LES FAITS MARQUANTS DE LA FNUF-4:

LUNDI 3 MAI 2004

Lundi 3 mai 2004, la quatrième session du Forum des Nations Unies sur les Forêts (FNUF-4) s'est ouverte à Genève, en Suisse. Au cours de la séance plénière du matin, les délégués ont entendu les allocutions d'ouverture, des déclarations des pays et un rapport sur la situation du Secrétariat du FNUF. L'après-midi, les délégués ont entendu une série d'exposés et ont engagé un débat de fond sur le thème des forêts et leur rôle dans la réalisation des objectifs du développement, et ont poursuivi l'écoute des déclarations des pays.

PLENIERE D'OUVERTURE

José Antonio Ocampo, Sous-secrétaire Général, chargé des Affaires Economiques et Sociales (DAES), a ouvert la FNUF-4. Les délégués ont ensuite élu le Bureau: Yuriy Isakov (Fédération de Russie), Président; George Talbot (Guyane), Vice-président; Xolisa Mabhongo (Afrique du Sud), Rapporteur; Stephanie Caswell (Etats-Unis) et Gede Ngurah Swajaya (Indonésie), membres.

LES ALLOCUTIONS D'OUVERTURE: Ocampo a souligné que, pour le Conseil Economique et Social des Nations Unies, le FNUF est le seul organe subsidiaire disposant d'une adhésion universelle, et a parlé de l'importance des questions soumises à la FNUF-4. Il a mis en relief également l'importance du dialogue avec l'ensemble des parties prenantes (DPP), de l'amélioration des connaissances scientifiques et des savoirs traditionnels ayant trait aux forêts, et de l'établissement de rapports nationaux sur la mise en application des propositions d'action  du Groupe International sur les Forêts/Forum International sur les Forêts (GIF/FIF). Il a encouragé les délégués à approuver la proposition du Secrétariat de mettre en place un processus de facilitation de la revue de l'efficacité de l'arrangement international sur les forêts (AIF), à la FNUF-5, et a déclaré que le plan du programme biennal 2006-2007 devrait être modifié, à la fin du travail d'évaluation.

Le Président Yuriy Isakov a exhorté les délégués à collaborer pour la réussite du résultat de la réunion, et a précisé que la date butoir pour la soumission des propositions est le 11 mai, à 18h. Le Président Isakov a souligné l'importance de se focaliser sur les questions de fonds et de faire le point des progrès accomplis dans la mise en œuvre des propositions d'action du GIF/FIF, avant la FNUF-5.

Phillippe Roch, Agence suisse de l'environnement, des forêts et des paysages, a souhaité la bienvenue aux participants et s'est félicité de la rationalisation et de la convergence des politiques, qui sont opérées dans le cadre de l'élaboration des programmes forestiers nationaux des pays (PFN) et de la mise en œuvre des propositions d'action du GIF/FIF.
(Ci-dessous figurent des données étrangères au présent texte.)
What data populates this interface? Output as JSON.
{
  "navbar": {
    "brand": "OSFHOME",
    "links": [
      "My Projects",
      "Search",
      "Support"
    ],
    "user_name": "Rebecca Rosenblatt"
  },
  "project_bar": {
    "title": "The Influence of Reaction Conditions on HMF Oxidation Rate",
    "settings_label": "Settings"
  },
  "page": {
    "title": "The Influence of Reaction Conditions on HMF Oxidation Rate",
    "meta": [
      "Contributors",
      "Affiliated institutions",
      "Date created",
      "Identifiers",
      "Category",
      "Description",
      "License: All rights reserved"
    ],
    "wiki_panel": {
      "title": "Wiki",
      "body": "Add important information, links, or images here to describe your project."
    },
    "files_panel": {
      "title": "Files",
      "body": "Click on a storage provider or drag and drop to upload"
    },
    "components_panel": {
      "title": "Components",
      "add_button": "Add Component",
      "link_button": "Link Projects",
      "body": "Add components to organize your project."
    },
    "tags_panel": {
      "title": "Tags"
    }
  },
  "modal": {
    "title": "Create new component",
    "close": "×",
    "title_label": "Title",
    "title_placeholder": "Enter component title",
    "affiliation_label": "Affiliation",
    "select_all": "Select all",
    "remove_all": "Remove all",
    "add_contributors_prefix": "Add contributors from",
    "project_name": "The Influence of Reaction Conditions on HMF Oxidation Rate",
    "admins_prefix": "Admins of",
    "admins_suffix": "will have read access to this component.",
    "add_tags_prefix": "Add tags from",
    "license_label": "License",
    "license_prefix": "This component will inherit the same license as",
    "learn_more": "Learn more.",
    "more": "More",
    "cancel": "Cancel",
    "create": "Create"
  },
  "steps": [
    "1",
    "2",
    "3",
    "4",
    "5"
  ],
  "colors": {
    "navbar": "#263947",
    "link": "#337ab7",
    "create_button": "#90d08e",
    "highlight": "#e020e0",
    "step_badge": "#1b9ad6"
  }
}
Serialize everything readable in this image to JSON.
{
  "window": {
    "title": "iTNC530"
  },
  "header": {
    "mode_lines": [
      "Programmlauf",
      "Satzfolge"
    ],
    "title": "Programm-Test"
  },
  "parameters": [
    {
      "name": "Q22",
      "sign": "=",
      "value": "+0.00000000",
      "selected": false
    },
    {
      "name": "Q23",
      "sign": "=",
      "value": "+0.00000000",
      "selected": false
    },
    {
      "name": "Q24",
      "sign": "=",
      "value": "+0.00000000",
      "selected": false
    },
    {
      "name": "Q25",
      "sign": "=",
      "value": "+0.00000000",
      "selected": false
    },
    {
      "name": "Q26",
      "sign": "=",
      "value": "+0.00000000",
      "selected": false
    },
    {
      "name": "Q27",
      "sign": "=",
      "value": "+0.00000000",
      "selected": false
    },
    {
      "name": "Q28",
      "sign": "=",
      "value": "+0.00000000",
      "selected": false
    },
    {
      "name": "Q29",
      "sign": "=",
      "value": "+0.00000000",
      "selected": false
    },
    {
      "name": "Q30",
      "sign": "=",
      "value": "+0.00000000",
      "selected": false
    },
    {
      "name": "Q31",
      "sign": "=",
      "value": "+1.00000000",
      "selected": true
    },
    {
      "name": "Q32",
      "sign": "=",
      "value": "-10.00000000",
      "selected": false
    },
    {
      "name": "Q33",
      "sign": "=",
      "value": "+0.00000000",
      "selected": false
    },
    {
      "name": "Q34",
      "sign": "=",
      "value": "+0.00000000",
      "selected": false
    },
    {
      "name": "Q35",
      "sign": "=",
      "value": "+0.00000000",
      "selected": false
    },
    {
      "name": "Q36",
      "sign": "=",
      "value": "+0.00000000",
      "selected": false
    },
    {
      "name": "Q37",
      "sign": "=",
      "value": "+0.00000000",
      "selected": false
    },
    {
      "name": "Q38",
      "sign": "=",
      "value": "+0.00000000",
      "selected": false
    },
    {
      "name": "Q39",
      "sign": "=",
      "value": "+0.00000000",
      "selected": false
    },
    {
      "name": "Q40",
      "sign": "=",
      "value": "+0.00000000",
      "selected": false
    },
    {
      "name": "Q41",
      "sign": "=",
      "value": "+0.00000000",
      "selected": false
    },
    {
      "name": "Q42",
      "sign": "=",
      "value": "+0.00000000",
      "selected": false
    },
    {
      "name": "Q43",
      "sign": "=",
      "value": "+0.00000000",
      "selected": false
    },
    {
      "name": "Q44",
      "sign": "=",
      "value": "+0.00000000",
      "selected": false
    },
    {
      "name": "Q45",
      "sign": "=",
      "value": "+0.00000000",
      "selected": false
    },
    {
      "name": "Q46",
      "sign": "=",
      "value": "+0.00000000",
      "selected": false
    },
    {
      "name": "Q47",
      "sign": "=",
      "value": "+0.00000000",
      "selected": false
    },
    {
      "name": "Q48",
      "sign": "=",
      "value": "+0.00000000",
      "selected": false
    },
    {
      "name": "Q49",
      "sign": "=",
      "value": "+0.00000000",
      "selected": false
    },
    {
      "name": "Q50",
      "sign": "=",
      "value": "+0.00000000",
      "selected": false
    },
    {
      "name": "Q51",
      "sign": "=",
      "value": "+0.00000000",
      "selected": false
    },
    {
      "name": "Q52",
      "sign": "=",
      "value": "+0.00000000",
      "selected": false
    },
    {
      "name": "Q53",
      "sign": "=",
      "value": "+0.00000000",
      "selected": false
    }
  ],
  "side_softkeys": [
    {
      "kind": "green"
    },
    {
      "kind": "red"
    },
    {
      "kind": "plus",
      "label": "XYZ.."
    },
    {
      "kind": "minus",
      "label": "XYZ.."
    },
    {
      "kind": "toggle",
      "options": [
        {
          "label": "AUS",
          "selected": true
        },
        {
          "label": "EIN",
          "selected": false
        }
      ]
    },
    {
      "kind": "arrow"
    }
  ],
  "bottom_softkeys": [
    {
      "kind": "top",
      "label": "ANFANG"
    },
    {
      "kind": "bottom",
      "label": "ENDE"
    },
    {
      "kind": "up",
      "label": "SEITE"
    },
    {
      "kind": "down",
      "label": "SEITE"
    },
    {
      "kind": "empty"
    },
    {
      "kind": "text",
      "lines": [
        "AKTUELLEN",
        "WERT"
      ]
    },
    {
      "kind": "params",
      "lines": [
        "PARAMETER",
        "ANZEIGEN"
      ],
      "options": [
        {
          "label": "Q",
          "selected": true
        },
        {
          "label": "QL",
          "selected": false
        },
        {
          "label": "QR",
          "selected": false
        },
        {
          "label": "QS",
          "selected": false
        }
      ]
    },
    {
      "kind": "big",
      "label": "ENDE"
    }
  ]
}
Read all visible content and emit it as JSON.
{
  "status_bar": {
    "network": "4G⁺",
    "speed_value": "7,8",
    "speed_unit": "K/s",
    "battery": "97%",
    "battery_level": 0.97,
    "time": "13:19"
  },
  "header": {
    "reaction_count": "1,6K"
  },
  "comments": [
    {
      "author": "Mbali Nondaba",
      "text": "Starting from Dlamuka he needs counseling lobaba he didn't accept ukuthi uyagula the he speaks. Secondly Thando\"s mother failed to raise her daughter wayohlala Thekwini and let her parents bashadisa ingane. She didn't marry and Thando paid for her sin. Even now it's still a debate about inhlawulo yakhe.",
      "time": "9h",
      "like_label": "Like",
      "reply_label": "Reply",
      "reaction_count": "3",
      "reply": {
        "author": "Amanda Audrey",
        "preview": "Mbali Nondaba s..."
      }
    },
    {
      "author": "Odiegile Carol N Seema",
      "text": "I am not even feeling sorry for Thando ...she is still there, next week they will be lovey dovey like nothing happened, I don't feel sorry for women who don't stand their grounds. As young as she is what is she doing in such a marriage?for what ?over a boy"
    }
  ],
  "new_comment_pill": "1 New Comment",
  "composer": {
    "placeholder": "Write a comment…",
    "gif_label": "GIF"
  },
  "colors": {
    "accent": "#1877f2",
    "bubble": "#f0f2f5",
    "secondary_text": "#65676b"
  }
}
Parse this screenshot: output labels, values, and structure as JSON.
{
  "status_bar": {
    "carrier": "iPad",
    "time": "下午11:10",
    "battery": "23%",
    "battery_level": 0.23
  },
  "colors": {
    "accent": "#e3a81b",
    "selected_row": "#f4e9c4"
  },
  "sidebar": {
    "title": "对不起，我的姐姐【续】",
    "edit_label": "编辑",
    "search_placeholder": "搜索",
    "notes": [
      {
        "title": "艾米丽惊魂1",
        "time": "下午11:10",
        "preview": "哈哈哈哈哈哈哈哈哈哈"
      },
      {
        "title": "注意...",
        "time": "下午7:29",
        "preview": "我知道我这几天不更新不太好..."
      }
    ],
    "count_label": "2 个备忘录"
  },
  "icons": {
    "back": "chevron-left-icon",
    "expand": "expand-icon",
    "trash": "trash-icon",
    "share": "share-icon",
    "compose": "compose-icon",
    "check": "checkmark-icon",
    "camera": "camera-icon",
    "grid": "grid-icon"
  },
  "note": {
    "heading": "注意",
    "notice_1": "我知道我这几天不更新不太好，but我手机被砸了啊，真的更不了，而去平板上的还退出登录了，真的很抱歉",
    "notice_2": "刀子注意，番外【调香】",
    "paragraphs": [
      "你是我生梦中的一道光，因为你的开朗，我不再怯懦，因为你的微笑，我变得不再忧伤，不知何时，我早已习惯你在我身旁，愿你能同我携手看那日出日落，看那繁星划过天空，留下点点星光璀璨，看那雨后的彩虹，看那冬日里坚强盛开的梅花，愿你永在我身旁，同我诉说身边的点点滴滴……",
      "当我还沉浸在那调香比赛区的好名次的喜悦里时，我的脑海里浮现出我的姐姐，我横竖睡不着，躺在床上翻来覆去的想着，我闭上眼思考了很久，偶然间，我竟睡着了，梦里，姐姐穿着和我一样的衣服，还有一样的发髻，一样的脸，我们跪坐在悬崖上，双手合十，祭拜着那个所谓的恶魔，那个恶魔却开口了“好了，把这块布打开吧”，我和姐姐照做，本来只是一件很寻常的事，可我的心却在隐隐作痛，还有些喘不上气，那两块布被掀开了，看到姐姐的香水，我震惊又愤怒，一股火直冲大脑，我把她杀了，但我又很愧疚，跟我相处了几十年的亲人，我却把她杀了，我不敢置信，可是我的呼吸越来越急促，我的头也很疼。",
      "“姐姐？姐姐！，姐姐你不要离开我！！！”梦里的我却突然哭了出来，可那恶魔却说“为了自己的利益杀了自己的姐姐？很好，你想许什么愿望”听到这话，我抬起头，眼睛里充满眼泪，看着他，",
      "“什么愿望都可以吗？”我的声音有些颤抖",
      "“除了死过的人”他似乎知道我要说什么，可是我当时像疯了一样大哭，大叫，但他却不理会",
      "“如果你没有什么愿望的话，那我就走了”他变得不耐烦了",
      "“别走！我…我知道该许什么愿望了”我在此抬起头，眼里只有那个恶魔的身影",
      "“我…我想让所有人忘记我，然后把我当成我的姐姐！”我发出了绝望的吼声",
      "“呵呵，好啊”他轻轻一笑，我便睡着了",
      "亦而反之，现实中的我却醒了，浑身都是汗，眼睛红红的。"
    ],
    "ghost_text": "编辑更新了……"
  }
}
Hosny El-Lakany, Partenariat de Collaboration sur les Forêts (PCF), a parlé de l'engagement mondial accru en faveur de la gestion forestière durable (GFD) et des activités du PCF, qui traduisent les recommandations internationales, en action sur le terrain. Il a mis en exergue la réussite du PCF dans la rationalisation des rapports nationaux et dans la distribution et l'utilisation de son Livre-source sur le financement de la GFD. Il a également indiqué que le PCF apportera sa contribution à l'AIF, à la FNUF-5 et au groupe d'experts spécial en considération, en vue de recommander les paramètres du mandat de l'élaboration d'un cadre juridique contraignant, applicable à tous les types de forêts (GES PARAM).

LES QUESTIONS D'ORGANISATION: Les délégués ont adopté l'ordre provisoire de la FNUF-4 (E/CN.18/2004/1), ont approuvé l'organisation des travaux proposée, ont établi deux groupes de travail, et ont accepté la participation de l'Association des Nations Sud et Est-asiatiques.

LA SITUATION DU SECRETARIAT: Pekka Patosaari, Coordinateur et chef du Secrétariat du FNUF, a présenté le rapport concernant les activités et la situation du Secrétariat du FNUF durant le programme et budget de la biennale 2002-2003, (E/CN.18/2004/3), et a remercié les donateurs pour le soutien apporté au Fond Fiduciaire. Il a ensuite appelé à un soutien permettant de s'assurer d'une large participation des pays en développement, à la FNUF-5.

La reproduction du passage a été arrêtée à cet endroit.